Unlike China, India is lucky to be at the intersection of two significant trends—a young population that comprises our “demographic dividend”, and nearly three decades of experience at creating high-value jobs in IT.
But we’re coasting along on the fumes of the latter, which is already turning the former into a ticking time bomb. Millions of students entering and graduating from colleges are basing their outlooks on an increasingly outdated construct of jobs, careers and employers.
Today, more than a million engineers graduate every year, most with their eyes set on a career as a software engineer. Why? Because their parents saw India’s IT boom happening right in front of their eyes.

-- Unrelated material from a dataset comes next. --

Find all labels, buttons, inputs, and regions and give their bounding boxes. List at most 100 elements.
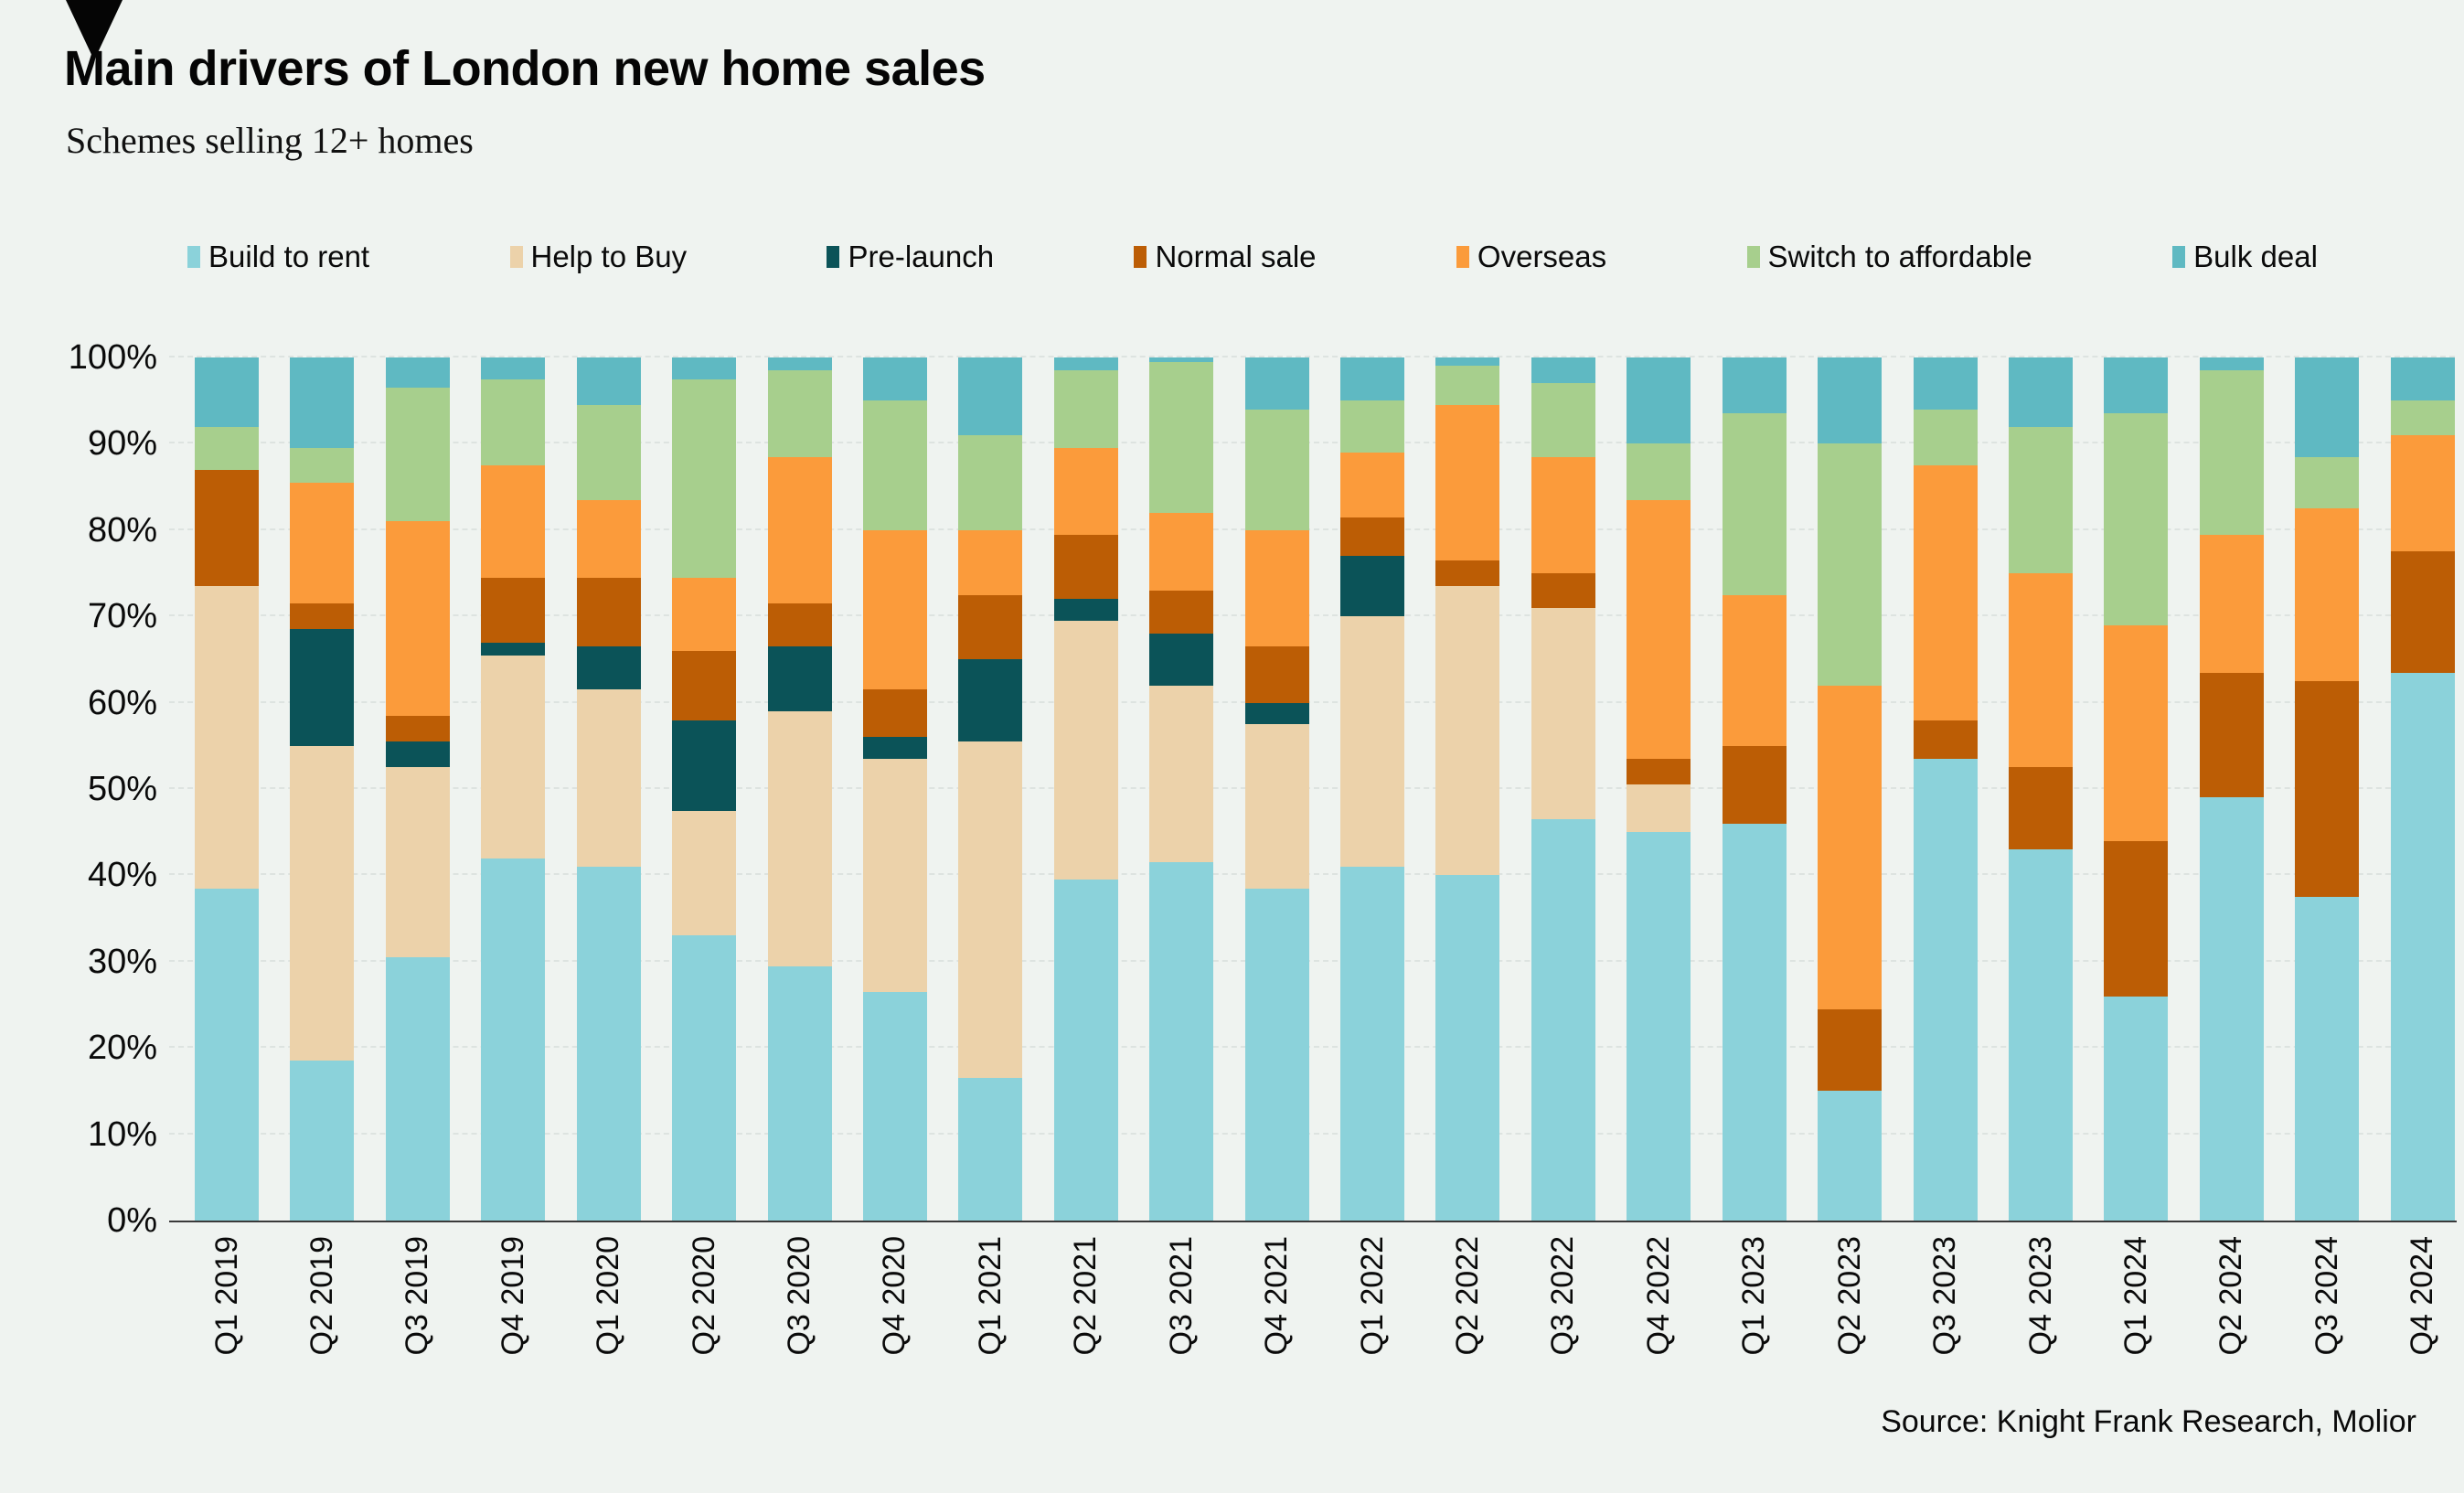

However, while India’s IT industry employs around 4 million people today, the number of engineers graduating every year is far more than the IT industry needs. In 2006-2007, India produced around 500,000 engineering graduates, according to figures from the All India Council for Technical Education (AICTE). By 2017, 1.5 million engineers were graduating annually, most of whom the IT industry simply had no room for. As a result, campus placements for graduates of AICTE-affiliated engineering colleges now hover around the 40% mark.
The advent of the IT industry changed the face of the middle-class India completely. By the early 2000s, an IT job was the default path to ‘safe’ employment for most-middle class Indians, in many cases even usurping the previous claimant of that throne, the hallowed government job.

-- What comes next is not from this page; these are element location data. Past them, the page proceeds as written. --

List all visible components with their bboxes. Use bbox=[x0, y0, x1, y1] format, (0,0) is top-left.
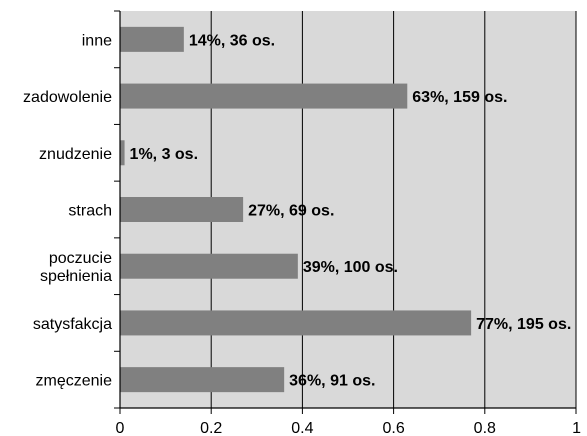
x-tick-label: 0.8 bbox=[474, 420, 496, 436]
x-tick-label: 0.6 bbox=[382, 420, 404, 436]
data-label: 36%, 91 os. bbox=[289, 373, 375, 390]
bar bbox=[120, 83, 408, 109]
category-label: inne bbox=[82, 32, 112, 49]
bar-series bbox=[120, 26, 472, 393]
bar bbox=[120, 253, 298, 279]
value-axis: 0 0.2 0.4 0.6 0.8 1 bbox=[116, 407, 581, 436]
data-labels: 14%, 36 os. 63%, 159 os. 1%, 3 os. 27%, 69 … bbox=[130, 32, 572, 389]
category-label: zadowolenie bbox=[23, 89, 112, 106]
bar bbox=[120, 26, 184, 52]
data-label: 77%, 195 os. bbox=[476, 316, 571, 333]
x-tick-label: 0 bbox=[116, 420, 125, 436]
data-label: 14%, 36 os. bbox=[189, 32, 275, 49]
category-label: satysfakcja bbox=[33, 316, 112, 333]
bar bbox=[120, 140, 125, 166]
bar bbox=[120, 197, 244, 222]
category-label: znudzenie bbox=[39, 146, 112, 163]
data-label: 39%, 100 os. bbox=[303, 259, 398, 276]
category-axis: inne zadowolenie znudzenie strach poczuciesp… bbox=[23, 10, 121, 409]
category-label: spełnienia bbox=[40, 268, 112, 285]
x-tick-label: 1 bbox=[572, 420, 581, 436]
x-tick-label: 0.2 bbox=[200, 420, 222, 436]
category-label: zmęczenie bbox=[36, 373, 113, 390]
data-label: 1%, 3 os. bbox=[130, 146, 198, 163]
bar bbox=[120, 310, 472, 336]
data-label: 63%, 159 os. bbox=[412, 89, 507, 106]
category-label: strach bbox=[68, 203, 112, 220]
category-label: poczucie bbox=[49, 250, 112, 267]
bar bbox=[120, 367, 285, 393]
x-tick-label: 0.4 bbox=[291, 420, 313, 436]
data-label: 27%, 69 os. bbox=[248, 203, 334, 220]
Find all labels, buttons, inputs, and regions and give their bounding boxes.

But nearly two decades of growth has led to many myths and misconceptions that students often buy into.
All software jobs are similar
Similar opportunities to travel abroad, similar salaries, and job security.

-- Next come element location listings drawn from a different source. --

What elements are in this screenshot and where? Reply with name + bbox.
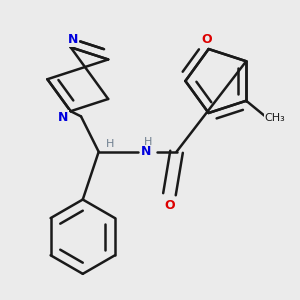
- Text: N: N: [141, 145, 152, 158]
- Text: CH₃: CH₃: [264, 113, 285, 124]
- Text: N: N: [58, 111, 68, 124]
- Text: O: O: [202, 33, 212, 46]
- Text: N: N: [68, 33, 79, 46]
- Text: H: H: [106, 139, 114, 149]
- Text: H: H: [144, 137, 152, 147]
- Text: O: O: [164, 199, 175, 212]
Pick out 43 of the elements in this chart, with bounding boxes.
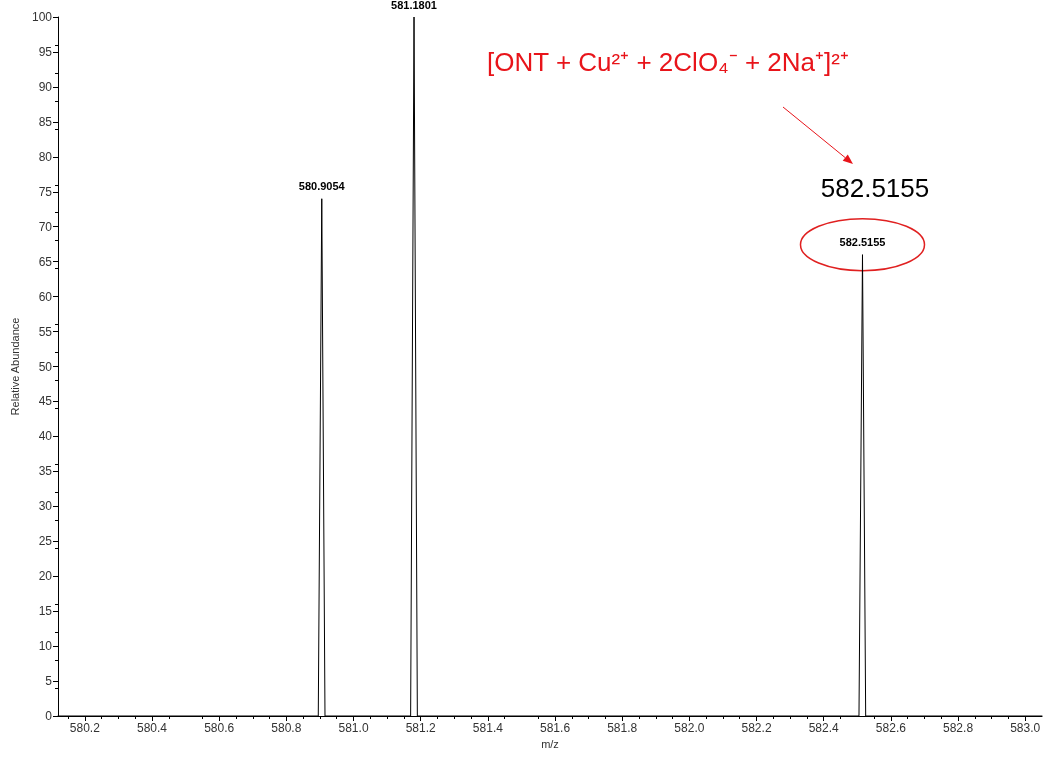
y-tick-label: 85 [38, 114, 53, 129]
annotation: [ONT + Cu²⁺ + 2ClO₄⁻ + 2Na⁺]²⁺ [487, 47, 849, 77]
x-tick-label: 582.0 [674, 721, 705, 735]
x-tick-label: 582.4 [808, 721, 840, 735]
x-tick-label: 582.2 [741, 721, 772, 735]
x-tick-label: 580.4 [137, 721, 168, 735]
x-tick-label: 580.6 [204, 721, 235, 735]
x-tick-label: 581.4 [472, 721, 504, 735]
y-tick-label: 25 [38, 534, 53, 549]
x-tick-label: 583.0 [1010, 721, 1041, 735]
annotation: 582.5155 [839, 236, 886, 249]
y-axis-title: Relative Abundance [8, 317, 21, 416]
annotation: 581.1801 [391, 0, 437, 11]
y-tick-label: 60 [38, 289, 53, 304]
y-tick-label: 55 [38, 324, 53, 339]
x-axis-title: m/z [541, 738, 559, 751]
x-tick-label: 581.0 [338, 721, 369, 735]
y-tick-label: 95 [38, 44, 53, 59]
x-tick-label: 581.6 [540, 721, 571, 735]
y-tick-label: 75 [38, 184, 53, 199]
y-tick-label: 70 [38, 219, 53, 234]
y-tick-label: 65 [38, 254, 53, 269]
x-tick-label: 581.2 [405, 721, 437, 735]
annotation: 580.9054 [298, 180, 346, 193]
y-tick-label: 35 [38, 464, 53, 479]
x-tick-label: 581.8 [607, 721, 638, 735]
y-tick-label: 80 [38, 149, 53, 164]
y-tick-label: 5 [45, 674, 53, 689]
y-tick-label: 40 [38, 429, 53, 444]
x-tick-label: 580.2 [69, 721, 101, 735]
x-tick-label: 582.8 [943, 721, 974, 735]
y-tick-label: 100 [31, 10, 53, 24]
y-tick-label: 90 [38, 79, 53, 94]
y-tick-label: 10 [38, 639, 53, 654]
x-tick-label: 580.8 [271, 721, 302, 735]
y-tick-label: 15 [38, 604, 53, 619]
y-tick-label: 45 [38, 394, 53, 409]
y-tick-label: 30 [38, 499, 53, 514]
annotation: 582.5155 [820, 173, 930, 203]
x-tick-label: 582.6 [875, 721, 907, 735]
y-tick-label: 20 [38, 569, 53, 584]
y-tick-label: 0 [45, 709, 53, 723]
y-tick-label: 50 [38, 359, 53, 374]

This myth exists because students and professionals do not spend nearly as much time as they should to understand the business models of their potential employers.
Most IT companies make money through hardware and software, but the devil is in the details.
Some make money by building software, like Microsoft does with Office and Google does with Gmail. Others, like Intel and Samsung, focus on hardware, designing and manufacturing everything from microchips to smartphones. A third broad category of companies builds software that allows them to offer services at unprecedented scale. For example, Uber and Amazon.
These days, most large companies do all three to one degree or another. Because the combination of hardware, software and services is what is typically called a product. And everything these days revolves around great products.
Great products generally help the people using them save time, money and effort; e-commerce products like Flipkart and Amazon let you buy things quickly and cheaply, ridesharing products like Ola and Uber simplify commuting while office productivity products like Word and Excel make writing and accounting easier.